What do you do with the blood you take from victims?
Because you obviously have read the words of great men, I close with Thomas Hardy’s:  "If a way to the better there be, it lies in taking a full look at the worst."
So we begin, two men against one killer.
—Frank Clevenger, MD

 

Clevenger returned home that evening to find Billy Bishop sitting at the dining room table, in jeans and no top, his "Let it Bleed" tattoo looking especially stark across his perfectly defined back, a pile of books and dozens of photocopied newspaper articles in front of him.  "What’s all this?" he asked, walking up behind him.  Then his heart fell as he scanned the newspaper headlines, all of them about the Highway Killer.  The books were about serial killers.  A sense of foreboding gripped him.

Billy swung his dreadlocks out of his face as he looked up at him.  His eyes were pure excitement.  "I figured I might as well help out in my spare time."

"Help out..."

"A bunch of reporters found me at the shipyard," he said, speaking a little too quickly.  "I told them I had nothing to say.  Then I ran and got the
Times
myself.  I know you’re taking the case.  How could you not?"  He winked.  "By the way, there are about twenty messages from reporters on the machine."

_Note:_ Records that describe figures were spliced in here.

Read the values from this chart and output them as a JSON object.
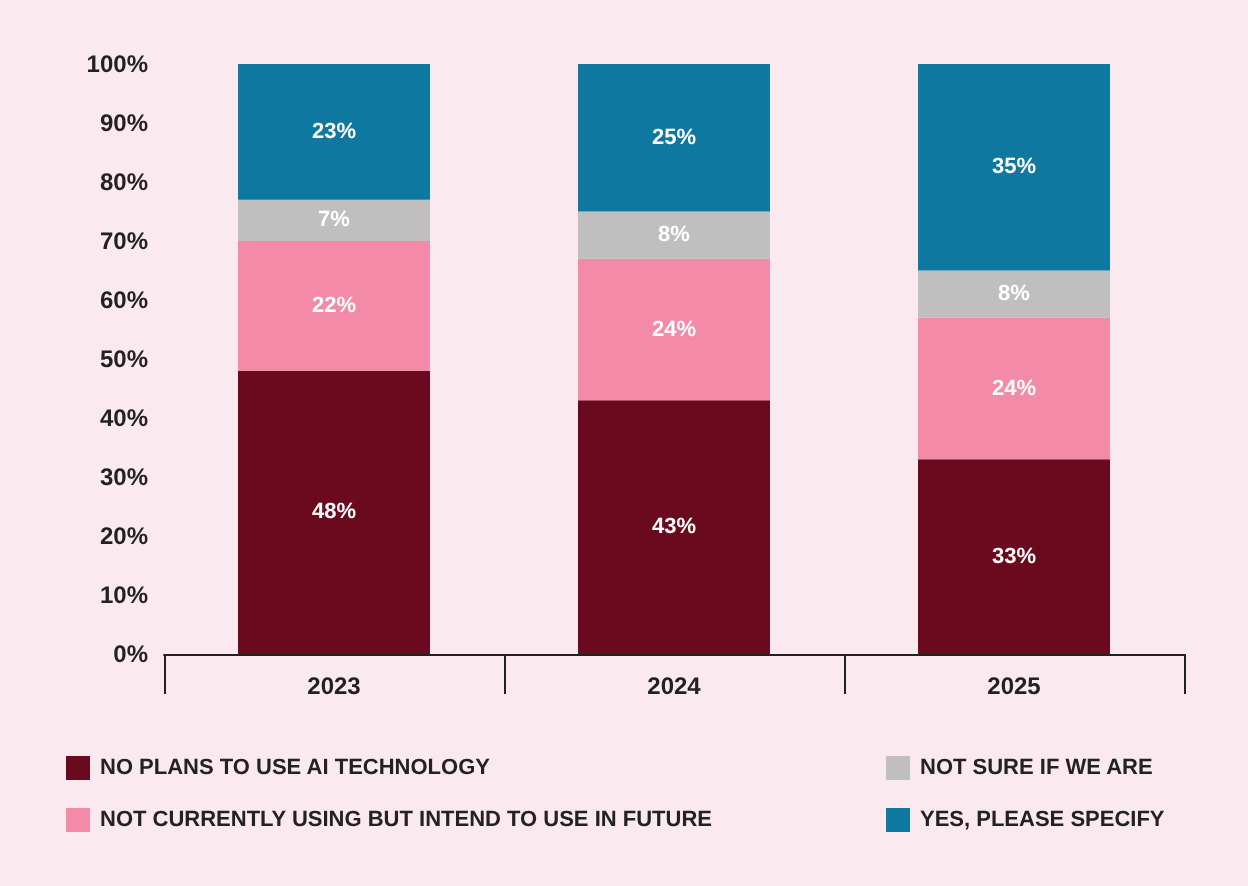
{
  "chart_data": {
    "type": "bar",
    "stacked": true,
    "categories": [
      "2023",
      "2024",
      "2025"
    ],
    "series": [
      {
        "name": "NO PLANS TO USE AI TECHNOLOGY",
        "color": "#6b0a1f",
        "values": [
          48,
          43,
          33
        ],
        "value_labels": [
          "48%",
          "43%",
          "33%"
        ]
      },
      {
        "name": "NOT CURRENTLY USING BUT INTEND TO USE IN FUTURE",
        "color": "#f28aa8",
        "values": [
          22,
          24,
          24
        ],
        "value_labels": [
          "22%",
          "24%",
          "24%"
        ]
      },
      {
        "name": "NOT SURE IF WE ARE",
        "color": "#bfbfbf",
        "values": [
          7,
          8,
          8
        ],
        "value_labels": [
          "7%",
          "8%",
          "8%"
        ]
      },
      {
        "name": "YES, PLEASE SPECIFY",
        "color": "#0e78a1",
        "values": [
          23,
          25,
          35
        ],
        "value_labels": [
          "23%",
          "25%",
          "35%"
        ]
      }
    ],
    "ylim": [
      0,
      100
    ],
    "yticks": [
      {
        "value": 0,
        "label": "0%"
      },
      {
        "value": 10,
        "label": "10%"
      },
      {
        "value": 20,
        "label": "20%"
      },
      {
        "value": 30,
        "label": "30%"
      },
      {
        "value": 40,
        "label": "40%"
      },
      {
        "value": 50,
        "label": "50%"
      },
      {
        "value": 60,
        "label": "60%"
      },
      {
        "value": 70,
        "label": "70%"
      },
      {
        "value": 80,
        "label": "80%"
      },
      {
        "value": 90,
        "label": "90%"
      },
      {
        "value": 100,
        "label": "100%"
      }
    ],
    "grid": false,
    "legend": "bottom"
  }
}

Clevenger looked at the articles, again.  They were from papers across the country.

"I’ve got all the coverage on this guy," Billy said.  "Everything from the
Oregonian
to the
Washington Post
."

One thing Clevenger hadn’t expected was that Billy, far from resenting his involvement in the Highway Killer case, would be drawn to the case himself.  But it made sense.  The biggest event in his life had been the murder of his infant sister.  And before that tragedy, his own brutal father had victimized him again and again.  The snuffing out of lives would always resonate with him.

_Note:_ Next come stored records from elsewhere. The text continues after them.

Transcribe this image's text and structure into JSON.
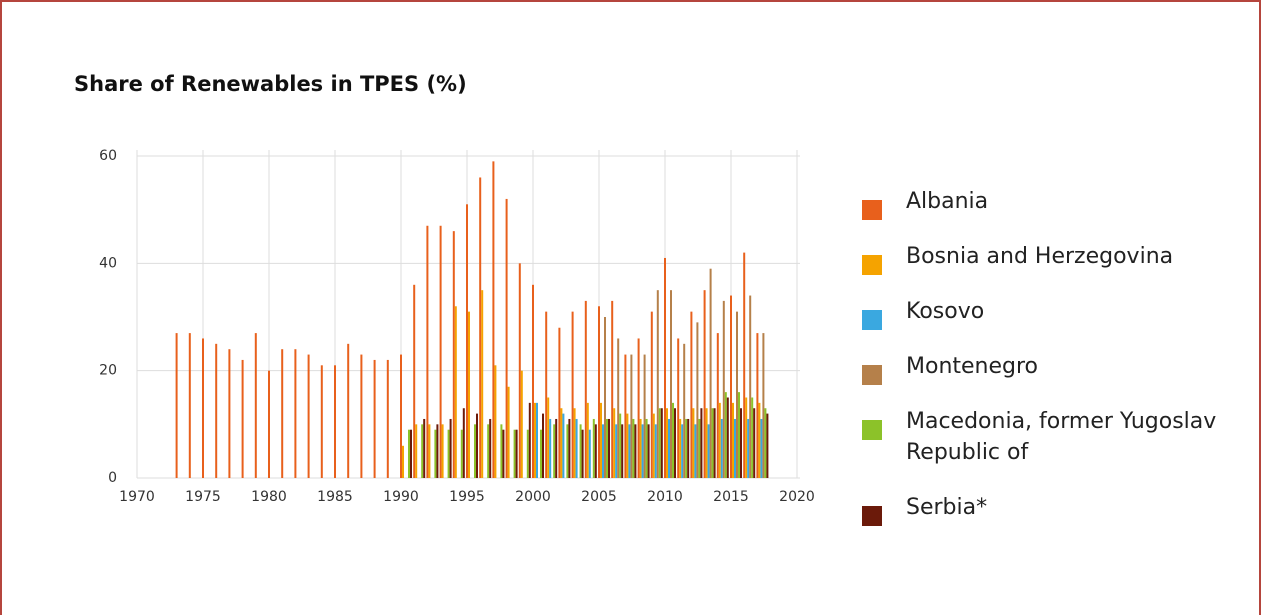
{
  "chart_data": {
    "type": "bar",
    "title": "Share of Renewables in TPES (%)",
    "x": [
      1973,
      1974,
      1975,
      1976,
      1977,
      1978,
      1979,
      1980,
      1981,
      1982,
      1983,
      1984,
      1985,
      1986,
      1987,
      1988,
      1989,
      1990,
      1991,
      1992,
      1993,
      1994,
      1995,
      1996,
      1997,
      1998,
      1999,
      2000,
      2001,
      2002,
      2003,
      2004,
      2005,
      2006,
      2007,
      2008,
      2009,
      2010,
      2011,
      2012,
      2013,
      2014,
      2015,
      2016,
      2017
    ],
    "xlim": [
      1970,
      2020
    ],
    "xticks": [
      1970,
      1975,
      1980,
      1985,
      1990,
      1995,
      2000,
      2005,
      2010,
      2015,
      2020
    ],
    "ylim": [
      0,
      60
    ],
    "yticks": [
      0,
      20,
      40,
      60
    ],
    "grid": true,
    "series": [
      {
        "name": "Albania",
        "color": "#e8601c",
        "values": [
          27,
          27,
          26,
          25,
          24,
          22,
          27,
          20,
          24,
          24,
          23,
          21,
          21,
          25,
          23,
          22,
          22,
          23,
          36,
          47,
          47,
          46,
          51,
          56,
          59,
          52,
          40,
          36,
          31,
          28,
          31,
          33,
          32,
          33,
          23,
          26,
          31,
          41,
          26,
          31,
          35,
          27,
          34,
          42,
          27
        ]
      },
      {
        "name": "Bosnia and Herzegovina",
        "color": "#f5a300",
        "values": [
          null,
          null,
          null,
          null,
          null,
          null,
          null,
          null,
          null,
          null,
          null,
          null,
          null,
          null,
          null,
          null,
          null,
          6,
          10,
          10,
          10,
          32,
          31,
          35,
          21,
          17,
          20,
          14,
          15,
          13,
          13,
          14,
          14,
          13,
          12,
          11,
          12,
          13,
          11,
          13,
          13,
          14,
          14,
          15,
          14
        ]
      },
      {
        "name": "Kosovo",
        "color": "#3aa8e0",
        "values": [
          null,
          null,
          null,
          null,
          null,
          null,
          null,
          null,
          null,
          null,
          null,
          null,
          null,
          null,
          null,
          null,
          null,
          null,
          null,
          null,
          null,
          null,
          null,
          null,
          null,
          null,
          null,
          14,
          11,
          12,
          11,
          9,
          10,
          10,
          10,
          10,
          10,
          11,
          10,
          10,
          10,
          11,
          11,
          11,
          11
        ]
      },
      {
        "name": "Montenegro",
        "color": "#b5804a",
        "values": [
          null,
          null,
          null,
          null,
          null,
          null,
          null,
          null,
          null,
          null,
          null,
          null,
          null,
          null,
          null,
          null,
          null,
          null,
          null,
          null,
          null,
          null,
          null,
          null,
          null,
          null,
          null,
          null,
          null,
          null,
          null,
          null,
          30,
          26,
          23,
          23,
          35,
          35,
          25,
          29,
          39,
          33,
          31,
          34,
          27
        ]
      },
      {
        "name": "Macedonia, former Yugoslav Republic of",
        "color": "#8cc229",
        "values": [
          null,
          null,
          null,
          null,
          null,
          null,
          null,
          null,
          null,
          null,
          null,
          null,
          null,
          null,
          null,
          null,
          null,
          9,
          10,
          9,
          9,
          9,
          10,
          10,
          10,
          9,
          9,
          9,
          10,
          10,
          10,
          11,
          11,
          12,
          11,
          11,
          13,
          14,
          11,
          11,
          13,
          16,
          16,
          15,
          13
        ]
      },
      {
        "name": "Serbia*",
        "color": "#6b1a0a",
        "values": [
          null,
          null,
          null,
          null,
          null,
          null,
          null,
          null,
          null,
          null,
          null,
          null,
          null,
          null,
          null,
          null,
          null,
          9,
          11,
          10,
          11,
          13,
          12,
          11,
          9,
          9,
          14,
          12,
          11,
          11,
          9,
          10,
          11,
          10,
          10,
          10,
          13,
          13,
          11,
          13,
          13,
          15,
          13,
          13,
          12
        ]
      }
    ]
  }
}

Clevenger sat at the head of the table.  "I don’t think this is a good idea," he said.  "You’ve got to focus on staying healthy and getting yourself ready for school."

"I couldn’t exactly stay at the shipyard with television crews surrounding me.  Mr. Fitzgerald told me to take the day off."

"I understand that," Clevenger said.  "And I can see you’re trying to be helpful."  He took a deep breath and tried to collect his thoughts so he could share them in a useful way.  "But I also know what you’ve been through in your life.  And I think you need to build a stronger foundation before getting involved in something like this."

"I’m not
involved
.  I’m just..."

"I don’t want you becoming preoccupied with it."